CSUN alumna Leah Cartabruno’s extraordinary work has led to a unique honor. After decades of special contributions to various levels of government, Cartabruno ’65 (Political Science) is one of two women being featured in an exhibition series aptly named “Powerhouse Women of the San Fernando Valley,” at The Museum of the San Fernando Valley.
Cartabruno shares the recognition with another familiar CSUN face, Joy Picus, who was the first woman to represent the San Fernando Valley as a Los Angeles City Council member in 1977.
In 1968, just a few years after graduating from CSUN, Cartabruno was the first woman hired as a committee consultant to the California State Legislature. She researched and wrote legislation, such as the Alliance to Save Energy. Subsequently, she was an appointee of then-President Jimmy Carter. According to Cartabruno, CSUN taught her how to merge her love of writing and politics into a successful career that began with sports reporting in high school.
An Introduction to Journalism
As a kid, the self-proclaimed Valley girl told people she wanted to be a lawyer.
“In those days, women were teachers and nurses, so [people] would be surprised and look at my parents and say, ‘Where did you get this kid?’” said.
Family memories include going to Rams football games at the Los Angeles Memorial Coliseum. Her dad would encourage her to tell him what was going on in the game, and that started her introduction into the world of sports journalism.
“I won a scholarship to college for writing play-by-play accounts of high school football for what was called the Van Nuys News and Greensheet then, now the L.A. Daily News,” Cartabruno said.
When she arrived at San Fernando Valley State College (now CSUN), she jumped fully into campus life — joining the student body as a board representative and The Sundial as a sports editor.
From CSUN to Legislation
After CSUN, Cartabruno taught history and government at Chatsworth High School. In 1968 she was chosen to be an intern for the California State Assembly. In 1969, Cartabruno was hired as a professional committee consultant in the assembly, breaking barriers as the first woman appointed to such a position.
As a committee consultant, Cartabruno worked with various assembly members and officials to research, compose and analyze legislation. Eventually, she was appointed to a position with President Jimmy Carter in Washington D.C. When his term ended, she worked with Illinois Sen.
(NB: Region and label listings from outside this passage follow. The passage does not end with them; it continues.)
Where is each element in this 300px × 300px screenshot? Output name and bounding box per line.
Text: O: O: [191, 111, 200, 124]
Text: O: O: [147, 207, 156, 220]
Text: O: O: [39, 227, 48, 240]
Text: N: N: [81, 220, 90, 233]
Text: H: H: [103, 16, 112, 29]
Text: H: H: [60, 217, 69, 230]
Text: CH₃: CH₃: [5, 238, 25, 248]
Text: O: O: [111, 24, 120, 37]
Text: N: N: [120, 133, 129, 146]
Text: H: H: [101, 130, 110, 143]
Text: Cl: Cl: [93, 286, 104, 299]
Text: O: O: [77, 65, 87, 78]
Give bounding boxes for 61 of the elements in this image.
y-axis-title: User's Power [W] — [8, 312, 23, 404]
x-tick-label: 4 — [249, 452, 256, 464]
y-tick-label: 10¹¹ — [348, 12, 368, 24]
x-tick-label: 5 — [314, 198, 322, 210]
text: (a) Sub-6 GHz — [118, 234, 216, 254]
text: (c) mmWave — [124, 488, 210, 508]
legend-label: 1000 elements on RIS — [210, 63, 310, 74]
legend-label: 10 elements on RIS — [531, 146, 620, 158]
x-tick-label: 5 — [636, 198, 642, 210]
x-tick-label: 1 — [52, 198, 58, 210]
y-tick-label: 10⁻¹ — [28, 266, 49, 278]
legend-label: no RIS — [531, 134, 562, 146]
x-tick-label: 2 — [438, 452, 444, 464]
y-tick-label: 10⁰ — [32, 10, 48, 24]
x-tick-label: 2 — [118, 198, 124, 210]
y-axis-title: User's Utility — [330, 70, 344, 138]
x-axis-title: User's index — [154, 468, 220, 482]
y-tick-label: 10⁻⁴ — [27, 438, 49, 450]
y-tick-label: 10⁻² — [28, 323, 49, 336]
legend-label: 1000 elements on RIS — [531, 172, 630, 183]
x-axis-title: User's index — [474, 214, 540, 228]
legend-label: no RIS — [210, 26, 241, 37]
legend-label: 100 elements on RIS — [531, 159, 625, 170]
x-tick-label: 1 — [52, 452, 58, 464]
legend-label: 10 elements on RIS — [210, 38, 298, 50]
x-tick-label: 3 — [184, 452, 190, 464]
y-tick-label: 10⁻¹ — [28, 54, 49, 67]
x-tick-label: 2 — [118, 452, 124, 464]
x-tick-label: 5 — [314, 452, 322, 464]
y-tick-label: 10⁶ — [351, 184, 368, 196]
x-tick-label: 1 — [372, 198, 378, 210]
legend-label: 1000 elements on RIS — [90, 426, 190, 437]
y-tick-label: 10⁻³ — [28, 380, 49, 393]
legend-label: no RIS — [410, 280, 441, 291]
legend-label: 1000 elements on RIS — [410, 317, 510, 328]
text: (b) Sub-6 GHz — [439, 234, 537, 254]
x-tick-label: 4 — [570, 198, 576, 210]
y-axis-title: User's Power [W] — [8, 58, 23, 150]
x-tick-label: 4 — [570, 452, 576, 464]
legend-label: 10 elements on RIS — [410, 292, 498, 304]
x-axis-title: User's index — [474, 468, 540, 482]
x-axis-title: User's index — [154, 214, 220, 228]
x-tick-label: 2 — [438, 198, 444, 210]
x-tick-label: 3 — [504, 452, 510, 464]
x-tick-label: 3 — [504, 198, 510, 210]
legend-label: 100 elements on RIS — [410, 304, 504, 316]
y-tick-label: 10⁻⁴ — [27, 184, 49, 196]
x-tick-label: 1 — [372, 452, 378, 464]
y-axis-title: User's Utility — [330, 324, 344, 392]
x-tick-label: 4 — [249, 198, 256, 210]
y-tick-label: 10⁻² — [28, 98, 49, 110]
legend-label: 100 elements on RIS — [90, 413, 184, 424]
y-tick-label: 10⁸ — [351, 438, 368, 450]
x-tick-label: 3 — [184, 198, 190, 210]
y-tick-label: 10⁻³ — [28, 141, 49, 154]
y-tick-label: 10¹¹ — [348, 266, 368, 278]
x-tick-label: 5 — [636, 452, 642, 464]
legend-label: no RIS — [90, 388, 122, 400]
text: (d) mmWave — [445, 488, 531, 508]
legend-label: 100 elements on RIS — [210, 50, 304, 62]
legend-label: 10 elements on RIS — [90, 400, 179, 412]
Charles Percy on his Alliance to Save Energy, which advocated saving energy through public service events and commercials.
“We did a public service TV ad with Gregory Peck that talked about saving energy, and there is a brochure with Gregory Peck’s picture on it in the case,” Cartabruno said.
She returned to California and the California State Senate in Sacramento. There, she worked on legislation and acts such as the prostate cancer research act. The inspiration for the act came to Cartabruno after she realized research into men’s cancer issues was lacking. At the time, she was a committee consultant at the California Senate Health Committee and served on the California Breast Cancer Research Council.
Cartabruno credits CSUN for giving her the ability to develop her ideas in a professional setting and giving her the tools to envision a future in the political world that she could support with greater integrity and the desire for change.
“I was only able to accomplish what I did because I worked for powerful people,” Cartabruno said. “I think ‘powerhouse’ translates to learning your profession, maximizing your facts and support from officials to make knowledge to make difficult social changes.”